Tuesday, February 05, 2013

Dead Isn't

Everyone's talking about Dead Space 3 now. Most of them are pretty much saying what I would probably say if I played it: "it's not scary". "the constant money-shop pestering is annoying", "well, it's fun when they stop with the bullshit."

I won't be buying it. I wasn't pleased with Dead Space 2 - it was formulaic and boring to me. I tried to think about why.

The general theory about scary games is that the main character needs to have no real power. You get scared because you can't really win - you can just claw your way towards desperate survival.

I'm not sure I buy that theory 100%, because System Shock 2 was scary as hell. So was one of the Aliens vs Predators games, although I can never remember which is which given their Capcom-esque naming conventions. In both games you play heavily armored space marines capable of taking down any enemy you face. Even the bosses are usually brought down by simply shooting them a lot. But they're pretty scary.

Dead Space was kinda scary. Dead Space 2 was scary for about an hour, maybe. Crew Cut Beefy White Guy #102,911,158 cuts his way through the two games pretty much the same way, so why is one scarier and the other not? Why are neither as scary as Aliens vs Predators Ultra Turbo Gold Edition? Hell, why is House of the Dead 2 (Suffer like G did?) scarier than Dead Space 2?

I think it's my immersion in the threat. That is me, the player. How threatening the world feels to me.
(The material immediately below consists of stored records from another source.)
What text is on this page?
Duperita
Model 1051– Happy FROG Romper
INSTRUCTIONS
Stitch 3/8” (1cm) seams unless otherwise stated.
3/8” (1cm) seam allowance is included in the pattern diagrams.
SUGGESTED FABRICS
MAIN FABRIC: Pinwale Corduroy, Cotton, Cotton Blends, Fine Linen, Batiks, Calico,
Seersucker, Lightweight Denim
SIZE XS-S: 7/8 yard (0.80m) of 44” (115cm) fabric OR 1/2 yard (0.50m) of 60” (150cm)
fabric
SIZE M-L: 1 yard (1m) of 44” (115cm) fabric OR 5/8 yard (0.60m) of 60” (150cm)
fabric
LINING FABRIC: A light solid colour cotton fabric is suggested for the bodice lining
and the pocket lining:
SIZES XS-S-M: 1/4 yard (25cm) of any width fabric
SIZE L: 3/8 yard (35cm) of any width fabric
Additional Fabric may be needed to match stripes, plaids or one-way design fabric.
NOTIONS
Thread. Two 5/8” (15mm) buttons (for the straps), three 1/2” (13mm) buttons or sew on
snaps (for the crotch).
In both System Shock 2 and AvP, the threatening world was really tangible. It was extremely rare for either game to feel "cheap". Every threat you ran into felt like it belonged. Of course there's a mech in there. Fuck, the room is labeled "mech storage". None of the threats are popped into existence solely as a transparent challenge to the player. You are in this hellish world, and it is tangible. It works like the world would work.
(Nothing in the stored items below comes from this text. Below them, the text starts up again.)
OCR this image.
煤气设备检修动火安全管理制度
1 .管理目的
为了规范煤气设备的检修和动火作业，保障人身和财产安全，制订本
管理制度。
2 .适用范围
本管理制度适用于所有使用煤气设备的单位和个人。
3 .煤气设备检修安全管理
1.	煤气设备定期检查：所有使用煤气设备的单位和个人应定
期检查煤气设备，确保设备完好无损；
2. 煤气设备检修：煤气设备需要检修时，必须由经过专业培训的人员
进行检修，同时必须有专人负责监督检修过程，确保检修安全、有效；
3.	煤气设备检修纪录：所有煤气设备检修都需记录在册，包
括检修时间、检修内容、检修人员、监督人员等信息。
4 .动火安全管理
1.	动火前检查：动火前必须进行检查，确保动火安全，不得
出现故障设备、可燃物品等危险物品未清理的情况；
On the other hand, Dead Space 2 (and 3) both suffer from serious monster-closet disease, where enemies basically just randomly run into rooms to give the player a challenge. There's not really any reason why the monsters constantly attack the decontamination chambers. There's no reason for them to come crawling out of the walls right at this moment. They just do it because it's their job to scare the player. It's a haunted house ride instead of a horror game.

Of course, the challenges making sense are not the only thing that makes games scary. There's also how often you die. And that number should be extreeeeeeeemely close to "once".

Dying is a constant threat in Dead Space 2. On the other hand, in truly scary games, it's actually pretty easy to beat any one encounter. The question is how many resources you come out of it with. If three dogs jump in through the window, you probably have enough time to blow them all away... but how many bullets did you waste? Is it maybe better to try and use a shitty weapon to save good ammo? Maybe even the knife - but then you might actually die!

Dying in a scary game should be close to taboo, because dying means getting to try the same damn thing again and again and again. It's not scary to die when you respawn at a checkpoint. It's scary to reach the end boss with only a few bullets left.

Dead Space 2 features a huge number of cheap deaths - presumably because they want you to see the implausible death animations they've created. More than once I died after completing an objective, and it reset me back to an old checkpoint. This isn't scary. It's fucking annoying.

Death isn't scary in a video game. It's annoying. Saving your progress when you have only a few bullets left is scary.

2 comments:

Isaac said...

"Death isn't scary in a video game. It's annoying."

I think this lesson is the one I want to spread the furthest and the loudest.

Anonymous said...

I agree. I noticed this when I played Amnesia, a game that many people said was the scariest game ever. Well, I encountered an invisible water-based enemy and it killed me in a way that seemed pretty cheap (because it didn't follow the "rules" that the game told me existed). Then I played the section again...and one more time. After that, it wasn't a scary experience. It was just an annoying part of a game.

Dying and trying again makes the fact that you're just playing a game far more apparent, and distracting.